Talvez fosse o momento de perguntar o que fazemos diante de realidades tão dispares. Muito dessa realidade está presente em nosso país, quando não damos às crianças em situação de risco as mesmas possibilidades que tem nossos filhos, sobrinhos, netos, etc. Considerar que precisamos fazer mais por nossas crianças é o primeiro passo para mudar este status quo que abala a nossa realidade brasileira tão dispare em sua realidade social. Crianças pobres, negras, da periferia sonham com o papai Noel, e nós oferecemos a eles as tais sacolinhas de Natal, com roupa, presente, etc. Mas será mesmo que é disso que essas crianças precisam? Penso que não. Isso é nossa piedade ocasional, para que possamos sentar a ceia e comer pensando: já fizemos a nossa parte.
Levante-se da mesa e comece a olhar a sua volta, pois há muito que fazer. Vivemos um mundo doente, violento, e isso incluir a quantidade de crianças que são violentadas dentro de casa. A pedofilia é um dado cruel nas famílias de "bem". Não podemos no mundo atual sentar-nos a mesa simplesmente, não enquanto, o nosso próximo, o nosso vizinho, as nossas crianças passam fome.
É preciso recordar as palavras de Jesus e de Deus:
"Amarás o Senhor, teu Deus, de todo o teu coração, de toda a tua alma, de todas as tuas forças e de todo o teu entendimento; e, Amarás o teu próximo como a ti mesmo"
"... E ajudai-vos, mutuamente, na bondade e na piedade." (5:2)
Se isso não for guia para pessoas religiosas, o que seria? Qualquer festa religiosa não é para satisfação do ego, mas para comunhão, celebração daquilo que importa: ajudar que mais necessita. Se Eid Fitr (festa do desjejum) o muçulmano comemora o fato de ter conseguido fazer o seu jejum da melhor forma possível, e isso inclui o trato com as pessoas, o cuidado, o respeito. O Natal é a celebração do nascimento de Jesus, deveria se comemorar o fato de que no ano todo amamos o nosso próximo. As prescrições religiosas parecem simples, mas não são.
Quando penso no Hajj, peregrinação a Meca, que é um dos pilares da fé no Islam, que só pessoas com condições físicas e financeiras são obrigadas de realizar, o sentido de ser melhor e de errar menos vem mais forte, pois, não é possível ter vivido a experiência da peregrinação e sair da mesma maneira. Por isso, tão importante estarmos atentos ao nosso ego, as nossas ações, que podem muitas vezes levar a desunião, à violência e a falta de amor entre as pessoas.
Como podemos mudar o mundo?

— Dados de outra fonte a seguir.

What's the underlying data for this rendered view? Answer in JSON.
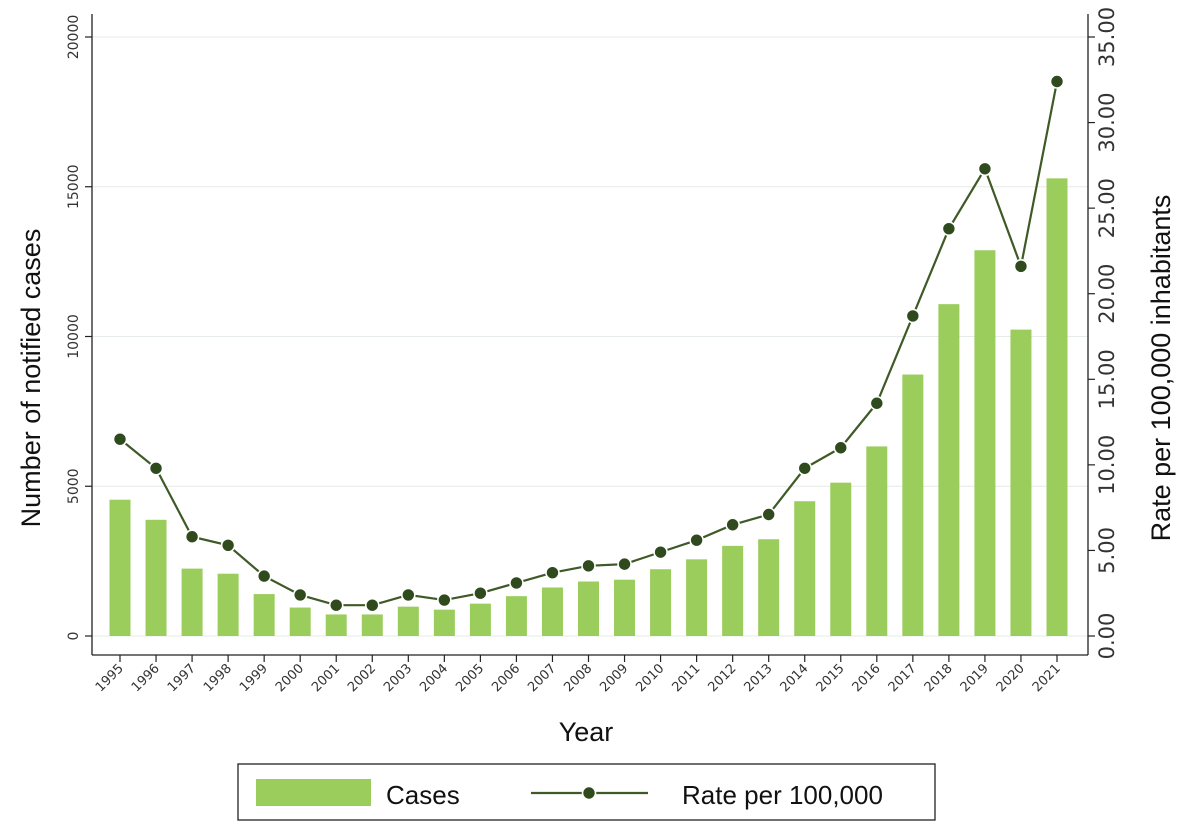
{
  "chart_data": {
    "type": "bar",
    "categories": [
      "1995",
      "1996",
      "1997",
      "1998",
      "1999",
      "2000",
      "2001",
      "2002",
      "2003",
      "2004",
      "2005",
      "2006",
      "2007",
      "2008",
      "2009",
      "2010",
      "2011",
      "2012",
      "2013",
      "2014",
      "2015",
      "2016",
      "2017",
      "2018",
      "2019",
      "2020",
      "2021"
    ],
    "xlabel": "Year",
    "series": [
      {
        "name": "Cases",
        "type": "bar",
        "axis": "left",
        "color": "#9ACD5C",
        "values": [
          4550,
          3880,
          2250,
          2080,
          1400,
          950,
          720,
          720,
          980,
          880,
          1080,
          1330,
          1620,
          1820,
          1880,
          2230,
          2560,
          3010,
          3230,
          4500,
          5120,
          6330,
          8730,
          11080,
          12880,
          10230,
          15280
        ]
      },
      {
        "name": "Rate per 100,000",
        "type": "line",
        "axis": "right",
        "color": "#3F5A26",
        "marker_color": "#2F4A1C",
        "values": [
          11.5,
          9.8,
          5.8,
          5.3,
          3.5,
          2.4,
          1.8,
          1.8,
          2.4,
          2.1,
          2.5,
          3.1,
          3.7,
          4.1,
          4.2,
          4.9,
          5.6,
          6.5,
          7.1,
          9.8,
          11.0,
          13.6,
          18.7,
          23.8,
          27.3,
          21.6,
          32.4
        ]
      }
    ],
    "left_axis": {
      "label": "Number of notified cases",
      "ylim": [
        0,
        20000
      ],
      "ticks": [
        "0",
        "5000",
        "10000",
        "15000",
        "20000"
      ]
    },
    "right_axis": {
      "label": "Rate per 100,000 inhabitants",
      "ylim": [
        0,
        35
      ],
      "ticks": [
        "0.00",
        "5.00",
        "10.00",
        "15.00",
        "20.00",
        "25.00",
        "30.00",
        "35.00"
      ]
    },
    "grid": true,
    "legend": {
      "position": "bottom",
      "items": [
        "Cases",
        "Rate per 100,000"
      ]
    }
  }
}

Talvez reconhecer nossos erros diários, nossa falta de empatia, nossa falta de discernimento e perdão. Não religioso superior ao outro, não há santos na terra, não há coração mais purificado. Nossa transformação é diária e tem que ser se quisermos dormir em paz com a nossa consciência, é nos pequenos gestos que mudamos o mundo.

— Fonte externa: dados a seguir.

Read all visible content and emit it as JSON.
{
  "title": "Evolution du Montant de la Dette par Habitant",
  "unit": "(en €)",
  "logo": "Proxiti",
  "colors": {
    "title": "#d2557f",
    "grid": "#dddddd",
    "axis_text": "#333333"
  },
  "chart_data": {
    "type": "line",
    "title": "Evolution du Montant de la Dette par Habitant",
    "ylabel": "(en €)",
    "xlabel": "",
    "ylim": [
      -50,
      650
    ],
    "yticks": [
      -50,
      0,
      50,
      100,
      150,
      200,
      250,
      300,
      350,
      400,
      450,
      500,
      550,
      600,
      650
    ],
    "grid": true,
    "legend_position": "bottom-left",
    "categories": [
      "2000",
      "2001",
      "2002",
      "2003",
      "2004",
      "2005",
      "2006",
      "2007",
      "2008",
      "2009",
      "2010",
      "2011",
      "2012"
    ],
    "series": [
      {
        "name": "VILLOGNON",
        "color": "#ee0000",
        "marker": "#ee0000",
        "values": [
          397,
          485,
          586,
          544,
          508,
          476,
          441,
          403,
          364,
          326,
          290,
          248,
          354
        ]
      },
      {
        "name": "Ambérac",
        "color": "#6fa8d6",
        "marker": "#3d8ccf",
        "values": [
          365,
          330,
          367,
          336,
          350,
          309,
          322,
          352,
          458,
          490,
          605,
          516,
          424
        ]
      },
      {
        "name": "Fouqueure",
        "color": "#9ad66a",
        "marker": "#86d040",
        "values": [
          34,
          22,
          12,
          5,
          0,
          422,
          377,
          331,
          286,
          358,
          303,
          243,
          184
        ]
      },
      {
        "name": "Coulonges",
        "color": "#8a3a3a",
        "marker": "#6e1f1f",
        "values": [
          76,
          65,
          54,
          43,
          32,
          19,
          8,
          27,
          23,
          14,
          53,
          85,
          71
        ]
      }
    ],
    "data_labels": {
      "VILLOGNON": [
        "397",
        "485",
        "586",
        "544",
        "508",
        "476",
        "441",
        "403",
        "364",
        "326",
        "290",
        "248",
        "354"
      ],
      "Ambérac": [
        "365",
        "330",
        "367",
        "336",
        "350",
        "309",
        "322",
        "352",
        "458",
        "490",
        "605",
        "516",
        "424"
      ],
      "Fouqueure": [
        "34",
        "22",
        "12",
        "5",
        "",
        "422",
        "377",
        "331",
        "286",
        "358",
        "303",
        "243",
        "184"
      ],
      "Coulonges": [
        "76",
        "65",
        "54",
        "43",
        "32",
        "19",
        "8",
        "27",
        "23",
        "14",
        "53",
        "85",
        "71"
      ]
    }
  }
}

Precisamos salvar o mundo, transformar o lugar em que vivemos em lugar mais justo, mais humano, para nós, e para todos como diz a música de Michel Jackson:
Heal the world
Make it a better place
For you and for me
And the entire human race
There are people dying
If you care enough for the living
Make a better place
For you and for me
Paz a todos e que 2019 seja um ano de esperança e de transformação dos nossos gestos e pensamentos.
[1] Antropóloga, Livre Docente no Departamento de Psicologia, FFCLRP/USP, coordenadora do GRACIAS - Grupo de Antropologia em Contextos Islâmicos e Árabes. Autora do livro: Performances Islâmicas em São Paulo: entre arabescos, luas e tâmaras. São Paulo, Edições Terceira Via, 2017. Email:[email protected]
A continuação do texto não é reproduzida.